Catalani regarded his particular forte as the fantastical, which placed him in a rather awkward relationship to the Verdian tradition. It attracted him to the radical Scapigliatura movement, in which Boito was a leading figure, with its love of German Romanticism and Wagner. ‘Give me a purely fantastic subject,’ Raffaello Barbiera, a Milanese critic, later recalled him saying, ‘something that would be poetry in itself.’ Catalani’s other major opera, Loreley, with its treatment of the famous Rhine legend, was the closest he came to such an ideal. It is a lovely opera, one I would highly recommend to Holland Park, though a veristic production would be akin to a parody. La Wally is less obviously a ‘fantastic subject’, but it contains strong elements of the fantastical and is equally rooted in Romantic notions of the natural world. The human world around Wally may be ordinary enough, but she is not of it. And there is a psychosexual aspect to this: Wally’s longing for a strange union with the landscape, and especially the snow, is clearly a wish somehow to avoid the usual developmental path to adult sexuality. The tragic paradox of the opera is that, just as she embraces adult sexuality, the mountains, which she seems all set finally to abandon, claim her lover.
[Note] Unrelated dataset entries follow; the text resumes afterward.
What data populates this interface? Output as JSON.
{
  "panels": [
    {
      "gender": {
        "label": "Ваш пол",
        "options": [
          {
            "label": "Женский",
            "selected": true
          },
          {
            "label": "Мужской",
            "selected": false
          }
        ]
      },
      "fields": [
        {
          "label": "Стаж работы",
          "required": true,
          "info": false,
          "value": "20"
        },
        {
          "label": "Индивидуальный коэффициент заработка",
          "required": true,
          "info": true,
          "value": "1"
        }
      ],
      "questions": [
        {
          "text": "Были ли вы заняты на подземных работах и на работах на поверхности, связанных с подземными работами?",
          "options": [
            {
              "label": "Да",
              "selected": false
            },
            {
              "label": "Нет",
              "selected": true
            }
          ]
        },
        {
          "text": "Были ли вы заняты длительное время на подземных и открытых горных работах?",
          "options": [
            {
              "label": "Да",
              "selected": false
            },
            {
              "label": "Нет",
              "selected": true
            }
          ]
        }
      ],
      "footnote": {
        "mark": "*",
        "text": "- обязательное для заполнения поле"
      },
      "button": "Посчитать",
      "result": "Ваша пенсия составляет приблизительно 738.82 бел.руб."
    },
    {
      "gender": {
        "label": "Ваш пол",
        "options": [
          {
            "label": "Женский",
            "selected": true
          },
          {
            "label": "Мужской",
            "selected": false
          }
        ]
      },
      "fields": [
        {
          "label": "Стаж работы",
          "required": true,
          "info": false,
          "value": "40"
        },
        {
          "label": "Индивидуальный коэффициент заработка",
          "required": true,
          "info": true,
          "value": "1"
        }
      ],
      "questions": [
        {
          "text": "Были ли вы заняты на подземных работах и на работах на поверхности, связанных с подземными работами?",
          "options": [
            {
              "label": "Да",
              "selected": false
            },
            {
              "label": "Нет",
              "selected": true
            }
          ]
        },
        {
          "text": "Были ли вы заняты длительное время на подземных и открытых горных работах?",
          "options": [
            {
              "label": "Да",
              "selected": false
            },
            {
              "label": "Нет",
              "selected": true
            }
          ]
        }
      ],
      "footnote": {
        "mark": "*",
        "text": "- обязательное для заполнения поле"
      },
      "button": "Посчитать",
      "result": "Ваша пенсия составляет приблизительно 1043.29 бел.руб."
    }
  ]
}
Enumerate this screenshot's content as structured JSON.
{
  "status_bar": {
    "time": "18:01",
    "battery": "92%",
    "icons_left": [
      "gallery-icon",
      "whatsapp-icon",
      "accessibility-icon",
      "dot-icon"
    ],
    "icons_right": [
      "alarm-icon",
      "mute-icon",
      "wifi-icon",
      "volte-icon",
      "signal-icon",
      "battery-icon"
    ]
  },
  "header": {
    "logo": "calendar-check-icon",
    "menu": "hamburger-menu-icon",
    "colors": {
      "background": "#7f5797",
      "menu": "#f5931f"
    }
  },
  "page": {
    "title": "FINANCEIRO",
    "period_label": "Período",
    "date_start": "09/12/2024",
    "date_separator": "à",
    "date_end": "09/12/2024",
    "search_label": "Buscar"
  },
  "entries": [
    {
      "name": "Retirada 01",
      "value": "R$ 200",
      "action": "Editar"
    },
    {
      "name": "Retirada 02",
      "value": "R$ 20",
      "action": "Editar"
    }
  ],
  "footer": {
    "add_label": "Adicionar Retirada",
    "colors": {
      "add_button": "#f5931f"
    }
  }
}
La Wally is in no sense a story of real life, as Leoncavallo claimed of his closely contemporary Pagliacci (the sweeping success of which caused Catalani to ask, ‘Is it worth the trouble of doing serious art?’). But it is no more intrinsically silly than King Lear, although as with other operas adapted from novels there are gaps in the action that can be confusing. An ideal production needs to bring out the mythic, unworldly character of Wally – ‘suspended between earth and heaven’ in Boito’s words – and the note of impossible yearning that runs through Catalani’s work like the dying sigh of European Romanticism. Holland Park rather missed this. They made the opera smaller than it really is, though they must take a great deal of credit for making the opera appear more powerful and substantial than most Anglophone critics have painted it in the past. La Wally’s gutsy, dramatic side has been well vindicated; its more spiritual and poetic side awaits discovery.